Sometimes honest and sincere people apparently believe that God dictated every jot, every tittle, and ever word in the Scriptures, thus making the Bible writers little more than mechanical robots that dutifully copied down the Scriptures—verse by verse, as it were. If God had dictated the Bible, however, the style and vocabulary of each book of the Bible would be the same throughout. Yet, a simple reading of the Scriptures proves that the mechanical dictation viewpoint is incorrect. The fact is, the personality and style of each author are evident in every book of the Bible. Paul’s writings are different from Peter’s, and John’s are different from Luke’s. At times, Bible writers even used different words to teach the same story or to give the same commands.
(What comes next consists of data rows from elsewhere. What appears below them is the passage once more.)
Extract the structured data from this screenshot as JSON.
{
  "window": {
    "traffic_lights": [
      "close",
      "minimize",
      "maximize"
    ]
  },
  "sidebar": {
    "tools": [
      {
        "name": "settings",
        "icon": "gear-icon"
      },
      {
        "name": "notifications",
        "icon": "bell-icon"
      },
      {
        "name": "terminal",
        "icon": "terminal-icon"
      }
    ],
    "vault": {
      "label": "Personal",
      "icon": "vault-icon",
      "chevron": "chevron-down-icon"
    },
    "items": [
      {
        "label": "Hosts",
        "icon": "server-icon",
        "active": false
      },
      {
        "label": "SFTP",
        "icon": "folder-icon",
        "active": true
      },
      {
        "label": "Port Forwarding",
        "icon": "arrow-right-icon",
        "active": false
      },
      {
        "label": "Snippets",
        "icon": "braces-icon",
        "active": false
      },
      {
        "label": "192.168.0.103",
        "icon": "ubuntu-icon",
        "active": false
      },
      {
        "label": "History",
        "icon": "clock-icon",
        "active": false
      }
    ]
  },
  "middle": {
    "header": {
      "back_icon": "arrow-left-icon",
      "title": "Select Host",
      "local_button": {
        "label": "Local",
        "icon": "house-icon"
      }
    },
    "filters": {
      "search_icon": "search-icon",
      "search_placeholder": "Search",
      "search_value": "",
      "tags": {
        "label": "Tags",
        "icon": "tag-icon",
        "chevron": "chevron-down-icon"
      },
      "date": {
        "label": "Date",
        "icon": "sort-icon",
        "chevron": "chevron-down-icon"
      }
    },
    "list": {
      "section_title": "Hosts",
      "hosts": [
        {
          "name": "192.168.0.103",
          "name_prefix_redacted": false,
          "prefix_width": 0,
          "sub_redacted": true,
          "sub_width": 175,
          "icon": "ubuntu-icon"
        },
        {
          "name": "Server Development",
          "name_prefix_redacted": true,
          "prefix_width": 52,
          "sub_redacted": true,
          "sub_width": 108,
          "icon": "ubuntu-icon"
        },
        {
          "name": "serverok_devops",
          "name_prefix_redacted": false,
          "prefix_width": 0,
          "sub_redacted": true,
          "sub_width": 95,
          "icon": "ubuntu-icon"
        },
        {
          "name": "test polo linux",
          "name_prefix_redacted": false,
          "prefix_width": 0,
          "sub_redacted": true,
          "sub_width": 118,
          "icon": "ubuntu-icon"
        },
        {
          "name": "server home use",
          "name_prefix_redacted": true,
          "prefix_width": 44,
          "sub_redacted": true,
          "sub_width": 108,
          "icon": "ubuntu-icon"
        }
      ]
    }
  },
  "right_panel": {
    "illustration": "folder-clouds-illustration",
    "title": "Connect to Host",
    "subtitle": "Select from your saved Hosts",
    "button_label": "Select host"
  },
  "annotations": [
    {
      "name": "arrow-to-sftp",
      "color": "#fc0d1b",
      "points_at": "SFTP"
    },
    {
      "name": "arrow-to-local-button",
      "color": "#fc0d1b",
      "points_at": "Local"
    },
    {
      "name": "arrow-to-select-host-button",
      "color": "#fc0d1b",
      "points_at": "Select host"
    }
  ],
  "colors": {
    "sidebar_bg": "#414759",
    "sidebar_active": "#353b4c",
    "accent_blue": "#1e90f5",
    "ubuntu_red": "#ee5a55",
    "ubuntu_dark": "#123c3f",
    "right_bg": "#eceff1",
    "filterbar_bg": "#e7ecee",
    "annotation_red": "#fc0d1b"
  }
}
Take, for example, one of the differences between Mark’s gospel and Luke’s gospel. When writing about how difficult it is for a rich man to enter heaven, Mark said it is “easier for a camel to go through a needle’s eye” (Mark 10:25). Mark uses the Greek word rhaphis (needle), which means a sewing needle. On the other hand, when Luke used the same analogy (Luke 18:25), he employed the Greek word belone, which frequently was used when speaking of a surgeon’s needle. The same principle is taught in both texts, yet different words are used. Luke was a doctor (Colossians 4:14), and so he used the kind of needle with which he was most familiar. Likewise, Mark used the term for a seamstress’s needle, most likely because that was the kind of needle he was most accustomed to seeing. Is this a contradiction? No. Two different personalities are reflected in the words, but the idea is the same. Although the concept may be somewhat difficult to understand, inspiration involves the selection of the exact words, yet allows room for the personality of the individual to be reflected in the writing. And while inspiration extends to every word of Scripture, it does not rule out either human personality or human personal interest. Simply put, when the Bible writers claimed inspiration (cf. 2 Peter 1:20-21 and 2 Timothy 3:16-17), they did not have mechanical dictation in mind.
The correct view is to understand that the Bible’s inspiration is verbal and plenary. This means that the Bible writers penned exactly what God wanted them to write, without errors or mistakes, yet with their own personalities evident in their writings. By “verbal,” we mean that every word in the Bible exists because God permitted it (via the direction of the Holy Spirit). King David clearly recognized the validity of this kind of inspiration when he said: “The Spirit of the Lord spoke by me, and His word was on my tongue” (2 Samuel 23:2, emp. added). By “plenary,” we mean that each and every part of the Bible is inspired, without anything being omitted. (“Plenary” means full).
By employing the verbal and plenary view of inspiration, God ensured that the independent Bible writers penned only that which was correct and consistent with His will.